Sunday, November 25, 2018

Russian Leaders After Putin May Treat Ukraine Even Worse than He Does, Zisels Says


Paul Goble

            Staunton, November 25 – Many Ukrainians comfort themselves with the observation that Vladimir Putin can’t live forever and that after him relations between Russia and Ukraine will improve, Iosif Zisels says; but in fact, the leaders who will emerge after Putin leaves the scene may treat Russia even worse than he does.

            The former Soviet dissident and current head of the Association of Jewish Public Organizations and Communities of Ukraine tells Yekaterina Shumilo of the Apostrophe that this reflects the imperial nature of Russian identity (apostrophe.ua/article/society/2018-11-25/ukraine-ne-nujno-mechtat-ob-uhode-putina-mojet-stat-esche-huje---sovetskiy-dissident/21964).

                Ukrainians do not fully recognize that, Zisels says, and along with a past in which Ukrainians views Russians as “’elder brothers’” but have now broken with them, it explains why Ukrainians still have significantly more positive attitudes about Russians than Russians do about Ukrainians.

            “It isn’t Putin who is waging war against us; rather it is the Russians who are,” Zisels says. And it is critically important that Ukrainians and others understand that.  Putin didn’t “make this Russia;” in a real sense, this Russia made someone like him the kind of leader it would turn to.

            Moreover, the Jewish activist says, Putin “isn’t the very worst variant. After Putin could come someone still worse; and thus one should not dream about his departure, although he has inflicted many misfortunes on us.  For Russia, we Ukrainians are not a nation or a country, but something other and undefined. We were part of them and suddenly we decided to break out.”

            Because of that, their attitudes toward us are worse than ours are to them, Zisels says. “To raise one’s hand and kill an elder brother is impossible: there are psychological barriers which because of family training are very high. But when the war in the Donbass began, they were overcome.”

            The situation now is one in which “the younger brother is becoming stronger and does not want to much up any more with injustice on the part of the elder brother.” The latter is still strong enough to resist, but he “cannot win” in the end – and he perhaps feels this although he cannot acknowledge that fact.

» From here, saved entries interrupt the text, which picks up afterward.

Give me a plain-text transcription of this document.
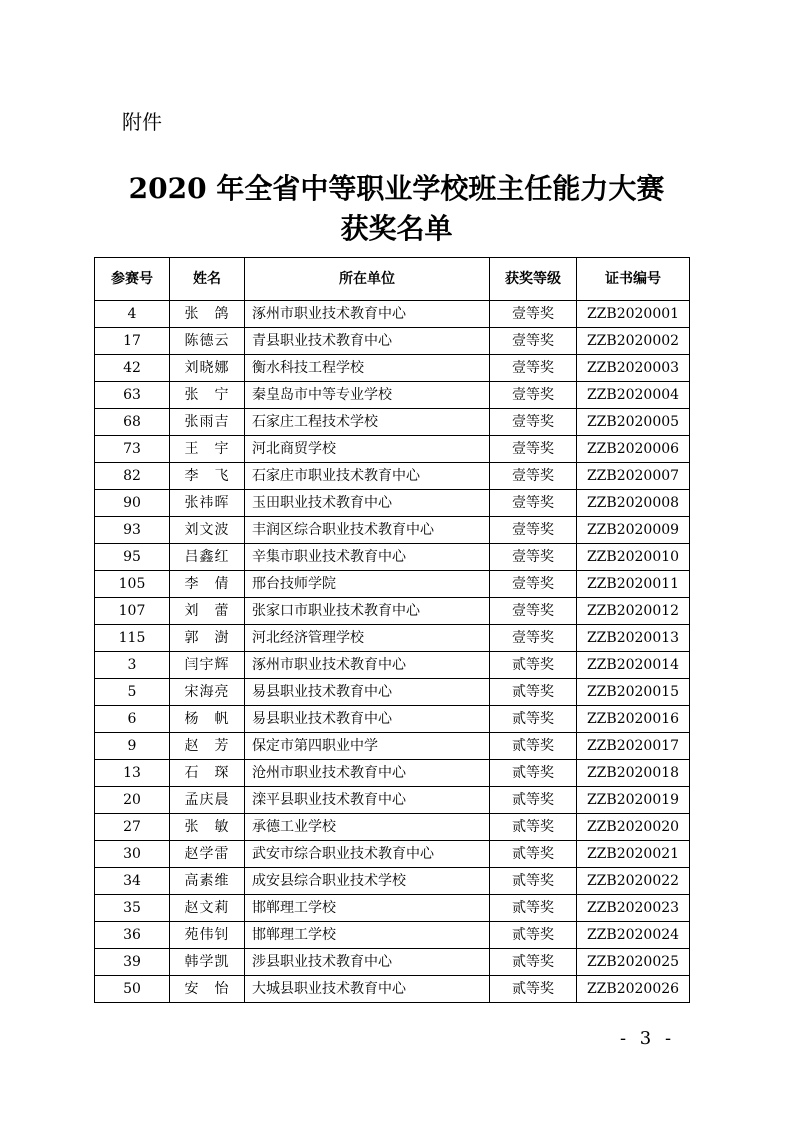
附件
2020 年全省中等职业学校班主任能力大赛
获奖名单
参赛号	姓名	所在单位	获奖等级	证书编号
4	张　鸽	涿州市职业技术教育中心	壹等奖	ZZB2020001
17	陈德云	青县职业技术教育中心	壹等奖	ZZB2020002
42	刘晓娜	衡水科技工程学校	壹等奖	ZZB2020003
63	张　宁	秦皇岛市中等专业学校	壹等奖	ZZB2020004
68	张雨吉	石家庄工程技术学校	壹等奖	ZZB2020005
73	王　宇	河北商贸学校	壹等奖	ZZB2020006
82	李　飞	石家庄市职业技术教育中心	壹等奖	ZZB2020007
90	张祎晖	玉田职业技术教育中心	壹等奖	ZZB2020008
93	刘文波	丰润区综合职业技术教育中心	壹等奖	ZZB2020009
95	吕鑫红	辛集市职业技术教育中心	壹等奖	ZZB2020010
105	李　倩	邢台技师学院	壹等奖	ZZB2020011
107	刘　蕾	张家口市职业技术教育中心	壹等奖	ZZB2020012
115	郭　澍	河北经济管理学校	壹等奖	ZZB2020013
3	闫宇辉	涿州市职业技术教育中心	贰等奖	ZZB2020014
5	宋海亮	易县职业技术教育中心	贰等奖	ZZB2020015
6	杨　帆	易县职业技术教育中心	贰等奖	ZZB2020016
9	赵　芳	保定市第四职业中学	贰等奖	ZZB2020017
13	石　琛	沧州市职业技术教育中心	贰等奖	ZZB2020018
20	孟庆晨	滦平县职业技术教育中心	贰等奖	ZZB2020019
27	张　敏	承德工业学校	贰等奖	ZZB2020020
30	赵学雷	武安市综合职业技术教育中心	贰等奖	ZZB2020021
34	高素维	成安县综合职业技术学校	贰等奖	ZZB2020022
35	赵文莉	邯郸理工学校	贰等奖	ZZB2020023
36	苑伟钊	邯郸理工学校	贰等奖	ZZB2020024
39	韩学凯	涉县职业技术教育中心	贰等奖	ZZB2020025
50	安　怡	大城县职业技术教育中心	贰等奖	ZZB2020026
- 3 -
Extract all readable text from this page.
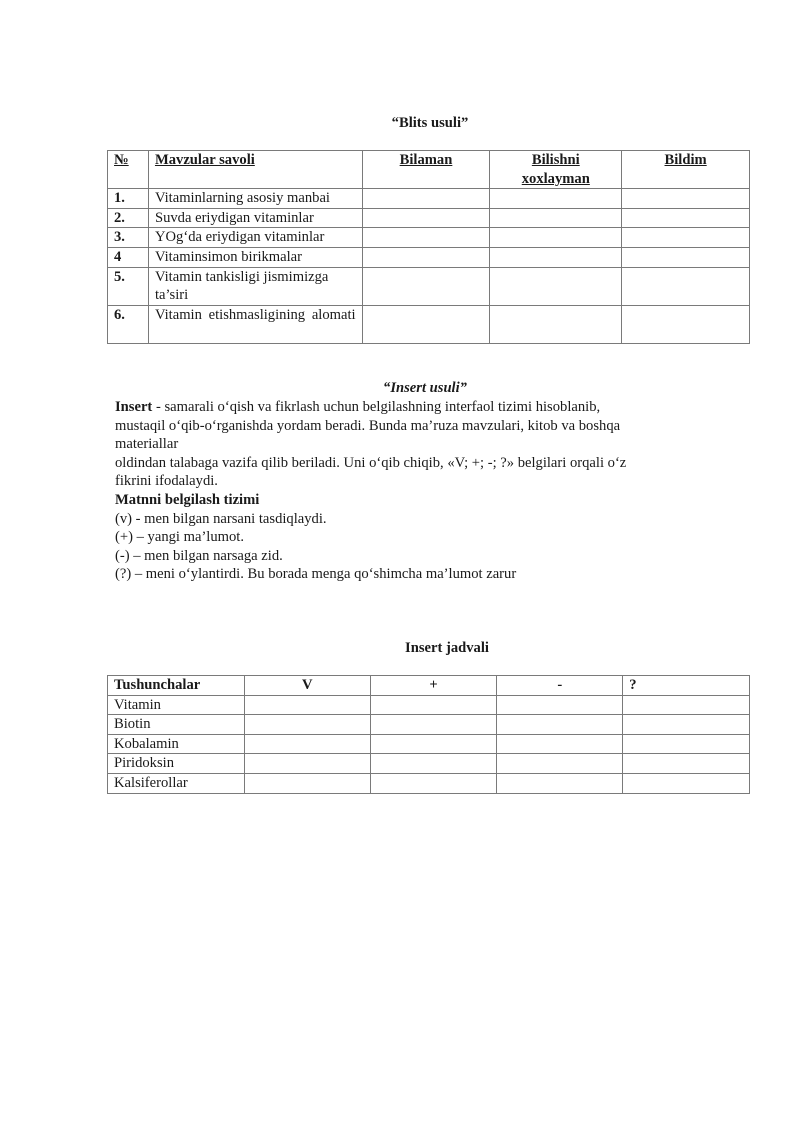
“Blits usuli”
№	Mavzular savoli	Bilaman	Bilishni xoxlayman	Bildim
1.	Vitaminlarning asosiy manbai			
2.	Suvda eriydigan vitaminlar			
3.	YOg‘da eriydigan vitaminlar			
4	Vitaminsimon birikmalar			
5.	Vitamin tankisligi jismimizga ta’siri			
6.	Vitamin etishmasligining alomati			
“Insert usuli”

Insert - samarali o‘qish va fikrlash uchun belgilashning interfaol tizimi hisoblanib,

mustaqil o‘qib-o‘rganishda yordam beradi. Bunda ma’ruza mavzulari, kitob va boshqa

materiallar

oldindan talabaga vazifa qilib beriladi. Uni o‘qib chiqib, «V; +; -; ?» belgilari orqali o‘z

fikrini ifodalaydi.

Matnni belgilash tizimi

(v) - men bilgan narsani tasdiqlaydi.

(+) – yangi ma’lumot.

(-) – men bilgan narsaga zid.

(?) – meni o‘ylantirdi. Bu borada menga qo‘shimcha ma’lumot zarur

Insert jadvali
Tushunchalar	V	+	-	?
Vitamin				
Biotin				
Kobalamin				
Piridoksin				
Kalsiferollar				
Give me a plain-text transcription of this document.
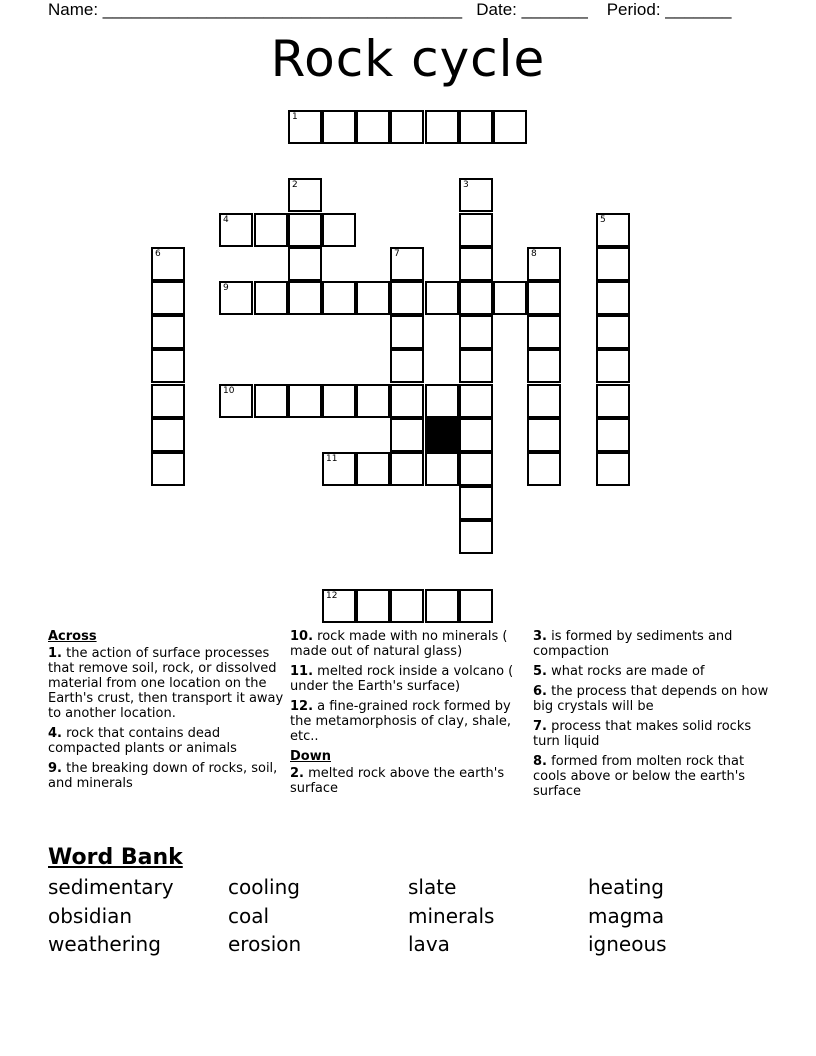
Name: ______________________________________ Date: _______ Period: _______
Rock cycle
1
2	3
4	5
6	7	8
9
10
11
12
Across
1. the action of surface processes that remove soil, rock, or dissolved material from one location on the Earth's crust, then transport it away to another location.
4. rock that contains dead compacted plants or animals
9. the breaking down of rocks, soil, and minerals
10. rock made with no minerals ( made out of natural glass)
11. melted rock inside a volcano ( under the Earth's surface)
12. a fine-grained rock formed by the metamorphosis of clay, shale, etc..
Down
2. melted rock above the earth's surface
3. is formed by sediments and compaction
5. what rocks are made of
6. the process that depends on how big crystals will be
7. process that makes solid rocks turn liquid
8. formed from molten rock that cools above or below the earth's surface
Word Bank
sedimentary	cooling	slate	heating
obsidian	coal	minerals	magma
weathering	erosion	lava	igneous
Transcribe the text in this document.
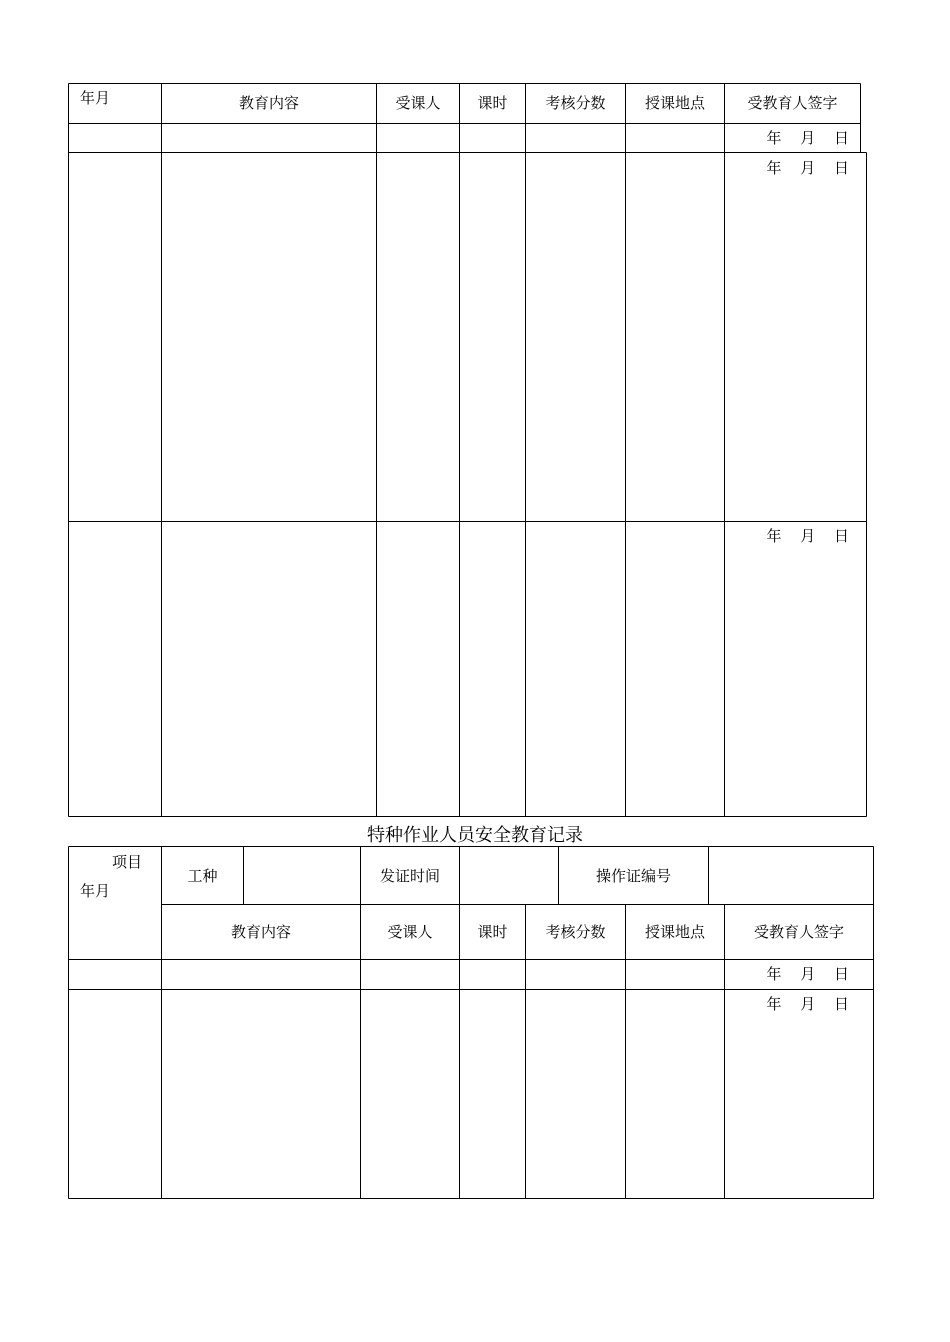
年月	教育内容	受课人	课时	考核分数	授课地点	受教育人签字
年 月 日
年 月 日
年 月 日
特种作业人员安全教育记录
项目
年月
工种	发证时间	操作证编号
教育内容	受课人	课时	考核分数	授课地点	受教育人签字
年 月 日
年 月 日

            Among those in Putin’s entourage who are “much worse than Putin,” Zisels says, are Rogizn and Ivanov. “I am a dissident,” and that is how he looks on things in Moscow.  That is why, he says, he won’t offer an optimistic scenario, but rather a pessimistic one and then help means of minimizing its consequences and maximizing Ukraine’s chances.

            Asked whether Russians “always want to have an emperor like Putin,” the Jewish leader says: “Never say ‘never,’ and never say ‘always. Russia in its current border cannot be a different country and cannot have a different identity. Only a force, an external force can stop it without engaging in a military conflict.”

            That is what happened in the 1980s, when the West without military conflict was able to “defeat the Soviet Union in the Cold War. And now the same thing is possible. We cannot impose our identity on them: their identity will resist … We must leave them in peace and allow evolution to work.”

            According to Zisels, “practically everything can be changed in an evolutionary manner. Artificially we cannot replace the psychology of Russians: there are 150 million of them, a majority of which have a different identity” than others do.

            “Many dream about the disintegration of Russia, but I look on that prospect with dread,” he continues. “I understand that Crimea may be returned when Russia begins to fall apart and that the Donbass perhaps can be returned even earlier.” But Ukrainians should reflect as to what a group of states on its eastern border, many with nuclear weapons, might mean.

            “What could we do with such a situation? Fight with all of them? Are we ready for this?” A smaller state can arm itself and become more powerful than its larger neighbors: Israel is a good example of that. But are Ukrainians prepared to make the kind of sacrifices that will require? The answer is far from clear.

            Asked in conclusion about how long empires can exist in the present-day world, Zisels says that there are two competing trends, one toward amalgamation and the other towards decentralization.  In some places, the one will dominate and in others, the other. “For me, balance is importance. Neither tendency must win.”

            If the first were to win out, we would have a world empire; if the second, “a chaotic world.” At present, there are some 200 countries. A few of them are fighting one another; but most have found a way to live in peace and even cooperate, Zisels concludes.